IFRSの無形資産の論点において、注意を要するものがあります。
開発費ではありません。
顧客関連資産ではありません。
それは、広告宣伝費です。
基準書から参照していきます(一部を抜粋)。
IAS38.69
将来の経済的便益を提供する支出が企業に発生したが、認識できるような無形資産又はその他の資産の取得や創出がないことがある。財の供給の場合には、企業は、このような支出を、それらの財にアクセスする権利を有した時点で費用として認識する。サービスの供給の場合には、企業は、当該支出をサービスの受取時に費用として認識する。例えば、研究に関する支出は、企業結合の一部として取得した場合を除いて、発生時に費用として認識される(第54項参照)。このほか、発生時に費用として認識される支出の例として、次のものがある。

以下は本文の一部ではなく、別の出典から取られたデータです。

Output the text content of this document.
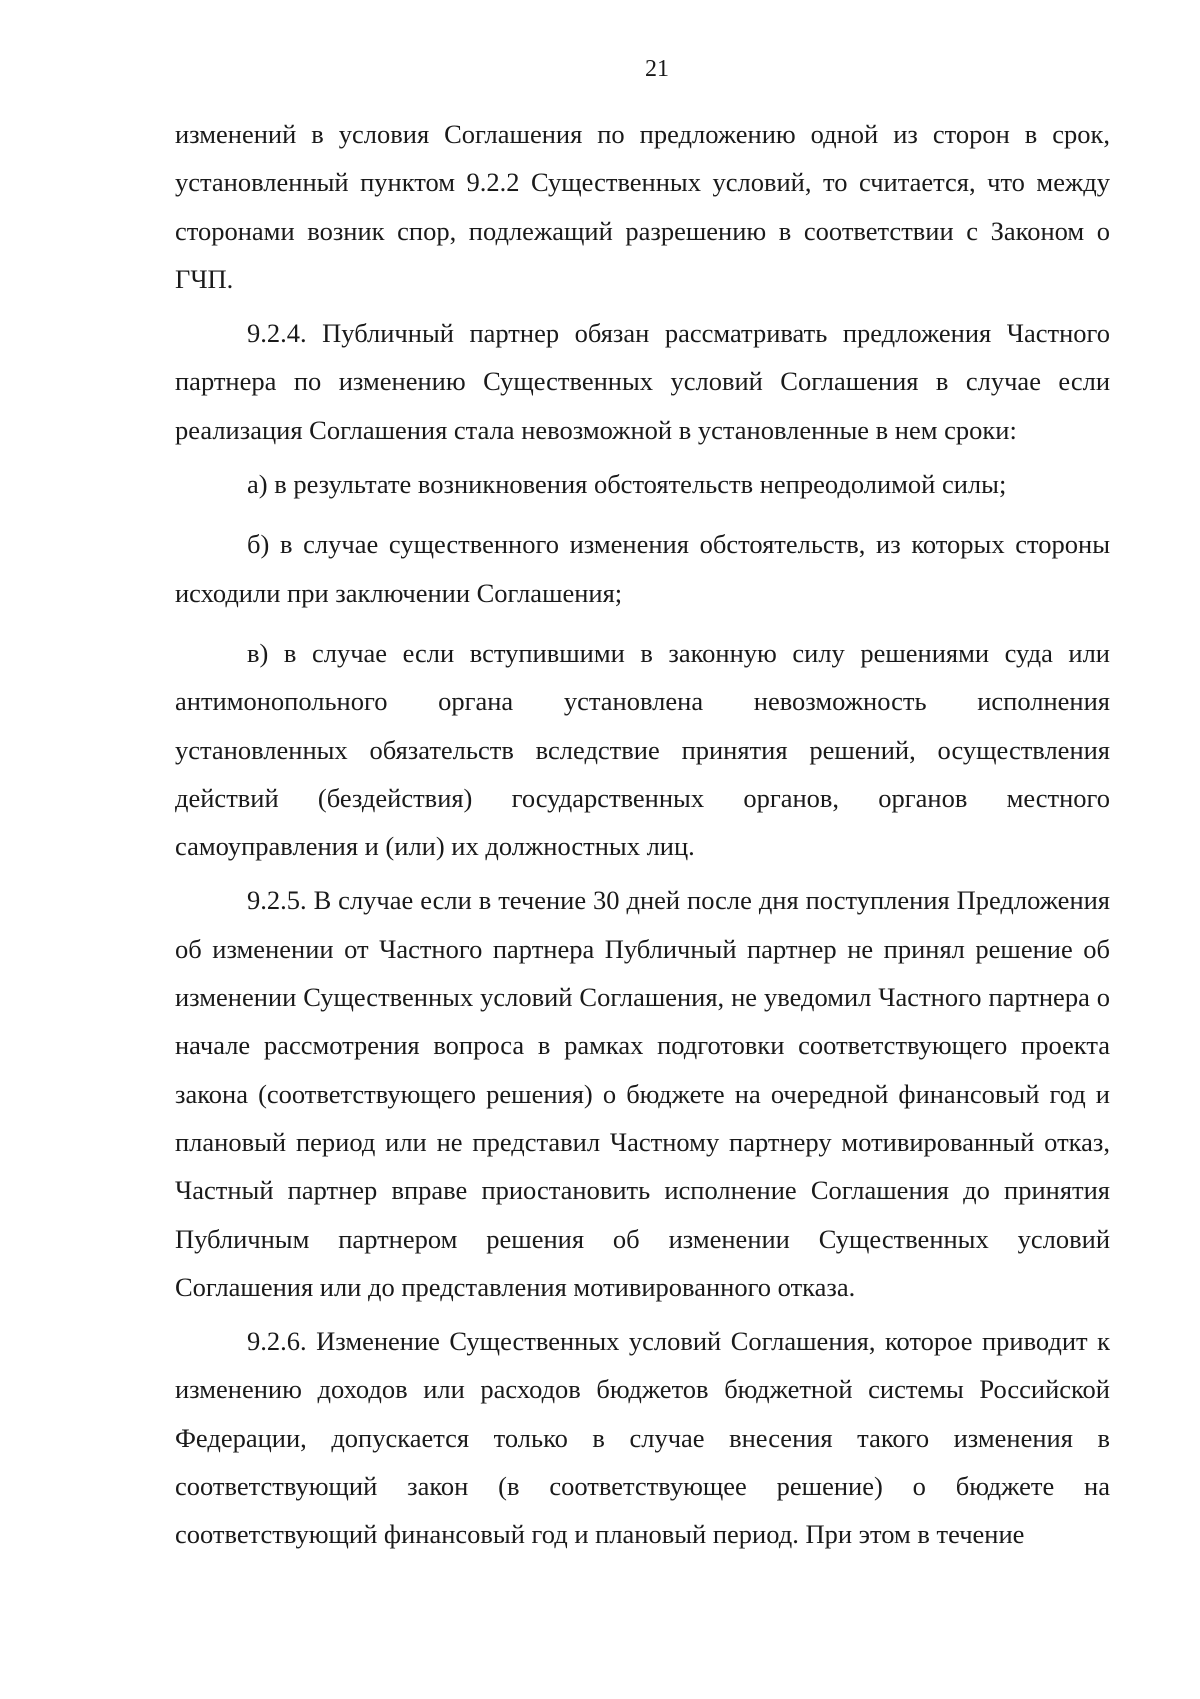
21

изменений в условия Соглашения по предложению одной из сторон в срок, установленный пунктом 9.2.2 Существенных условий, то считается, что между сторонами возник спор, подлежащий разрешению в соответствии с Законом о ГЧП.

9.2.4. Публичный партнер обязан рассматривать предложения Частного партнера по изменению Существенных условий Соглашения в случае если реализация Соглашения стала невозможной в установленные в нем сроки:

а) в результате возникновения обстоятельств непреодолимой силы;

б) в случае существенного изменения обстоятельств, из которых стороны исходили при заключении Соглашения;

в) в случае если вступившими в законную силу решениями суда или антимонопольного органа установлена невозможность исполнения установленных обязательств вследствие принятия решений, осуществления действий (бездействия) государственных органов, органов местного самоуправления и (или) их должностных лиц.

9.2.5. В случае если в течение 30 дней после дня поступления Предложения об изменении от Частного партнера Публичный партнер не принял решение об изменении Существенных условий Соглашения, не уведомил Частного партнера о начале рассмотрения вопроса в рамках подготовки соответствующего проекта закона (соответствующего решения) о бюджете на очередной финансовый год и плановый период или не представил Частному партнеру мотивированный отказ, Частный партнер вправе приостановить исполнение Соглашения до принятия Публичным партнером решения об изменении Существенных условий Соглашения или до представления мотивированного отказа.

9.2.6. Изменение Существенных условий Соглашения, которое приводит к изменению доходов или расходов бюджетов бюджетной системы Российской Федерации, допускается только в случае внесения такого изменения в соответствующий закон (в соответствующее решение) о бюджете на соответствующий финансовый год и плановый период. При этом в течение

a) 開業準備活動に関する支出(すなわち、開業準備費)。
(b) 訓練活動に関する支出
(c) 広告宣伝及び販売促進活動に関する支出(通信販売のカタログを含む)
(d) 企業の一部又は全体の移転又は組織変更に関する支出
前半に考え方を、後半に例を示す形として読み取ることができます。
ここで重要なのが、「発生」という文言の理解です。
例として通信販売カタログで考えますと、「発生」の意味は次のいずれかになります。
考え方①:広告宣伝又は販売促進の開発又は伝達に使用する財又はサービスを受け取った時(配布するカタログを企業が受け取ったとき)に、費用として認識する考え方
考え方②:広告宣伝又は販売促進が、顧客又は潜在的な顧客に伝えられた時(カタログが顧客または潜在的な顧客に配布等されたとき)に費用を認識する考え方
通常、日本基準で考えると、「発生」というのは、②の時点で考えられがちです。
②は、まさに広告行為が行われて情報が顧客に伝わった時点のイメージですね。広告行為の「発生」という解釈です。
しかし、IFRSでは、広告宣伝及び販売促進活動に関しては②の考え方を明確に否定しています。
IFRSは、通信販売カタログの主要な目的は顧客に商品を宣伝することだと考えており、ブランド又は顧客との関係を強化又は創出するものであると考えています。そのため、企業内部で創出したブランド又は顧客との関係は、自己創設のれんのように無形資産として認識してはいけないと考えています。
このあたりはBC46に詳細に記載されています。
しかし、昭和ならともかく、平成も終わろうかというこの現代ではもはや広告宣伝といえば通販カタログ、という時代ではありません。
ウェブやSNSによる販促が主流ではないかというほどです。
もちろんですが、これら広告媒体による違いによって会計処理が変わるわけではありません。
見極めなければならないのは、その活動、そのコストの目的、本質です。
これには議論が生じるでしょうし、判断を求められることかと思います(重要性にもよりますが)。
また、検討対象として漏れがないようにすることも大切かと思います。